Читать книгу Ледяное сердце - Эльвира Смелик - Страница 5

Глава 4

Оглавление

Света не ошиблась – действительно он самый. Стоял на пороге с виноватым и несчастным выражением на лице. Но она тоже так умела, если надо. Хотя сердце и дрогнуло по-настоящему, и, даже вопреки тому, что не желала Эдика видеть, Света всё-таки ждала его появления, именно такого: с извинениями, с раскаянием, с объяснениями.

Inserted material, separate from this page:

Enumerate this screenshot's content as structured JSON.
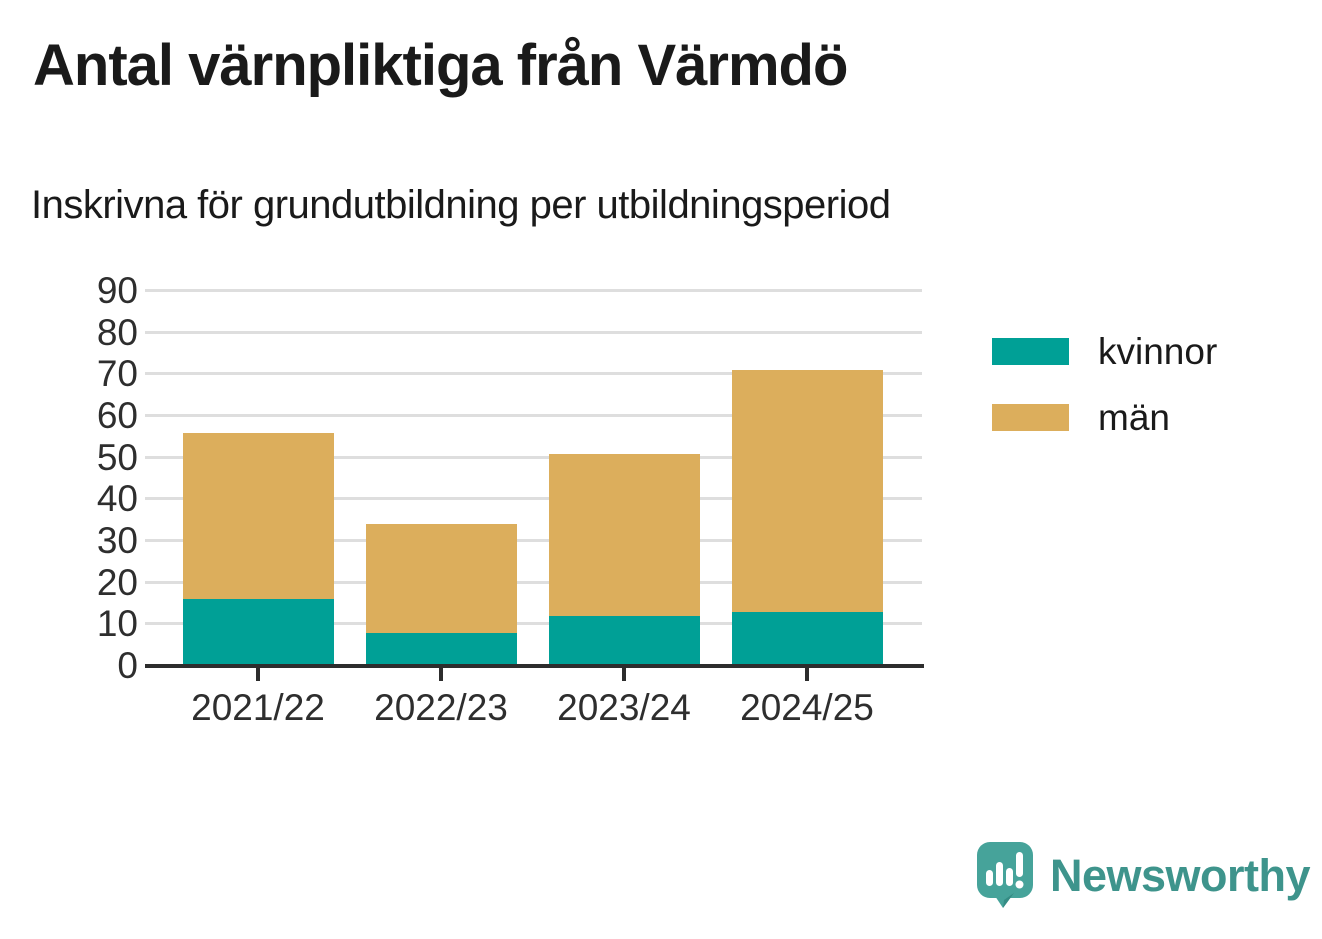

Зачем? Да кто ж разберётся, зачем? Просто люди так устроены. Не нравится им что-то терять, даже если оно больше не нужно или причиняет неудобство и боль. Это как выбрасывать старую вещь или испорченные продукты из холодильника. Жалко. Вдруг ещё пригодится.

Ага. Чтобы отравиться и сдохнуть. Ведь стоило ей представить увиденное днём, к горлу опять подступила волна тошноты. Вот Света, ничего не говоря, и попыталась захлопнуть дверь, но Эдик ловко вцепился в край, потянул назад, на себя, произнёс с обидой и упрёком:

– Свет! Ну что ты на самом деле?

– А что я? – Она не отпустила ручку, но перестала перетягивать, шагнула через порог на лестничную площадку, загораживая проём. – Хотя… какая разница? – И вывела, насколько получилось твёрдо и сухо: – Ты зря пришёл.

– Не зря, – с уверенным напором возразил он, заглянул вглубь квартиры. – Может, впустишь всё-таки?

– Зачем?

– Ну не прямо же здесь разговаривать.

– А где? – Света сделала ещё пару шагов, прикрыла дверь за спиной, давая понять, что для неё однозначно не существовало никаких иных вариантов. – Дома всё занято. В одной комнате Анфиса. В другой папа, – соврала, и глазом не моргнув. – На кухне мама. В туалете, что ли? Или может, их в туалете собрать и запереть? Или погулять выгнать?

– Свет, ну достаточно, – с прежним доверительным и чуть обиженным упрёком попросил Эдик. – Ну что ты сразу ёрничаешь и передёргиваешь? – Добавил наставительно, взывая к разуму: – Мы же взрослые люди. Давай поговорим конструктивно, без ненужных страстей.

– А нам есть, о чём разговаривать? – откликнулась Света, дёрнула плечами. – Лично мне не о чем. Смысл? По-моему, и так всё предельно ясно.

Она и сама старалась не подпускать лишних эмоций, выглядеть как можно независимей и спокойней. Только получалось не очень: глаза тихонько пощипывало, словно в них соринки попали, в горле стоял твёрдый комок, который постоянно приходилось сглатывать, а ещё сжимать губы, чтобы не выдать их нервной беспомощной дрожи.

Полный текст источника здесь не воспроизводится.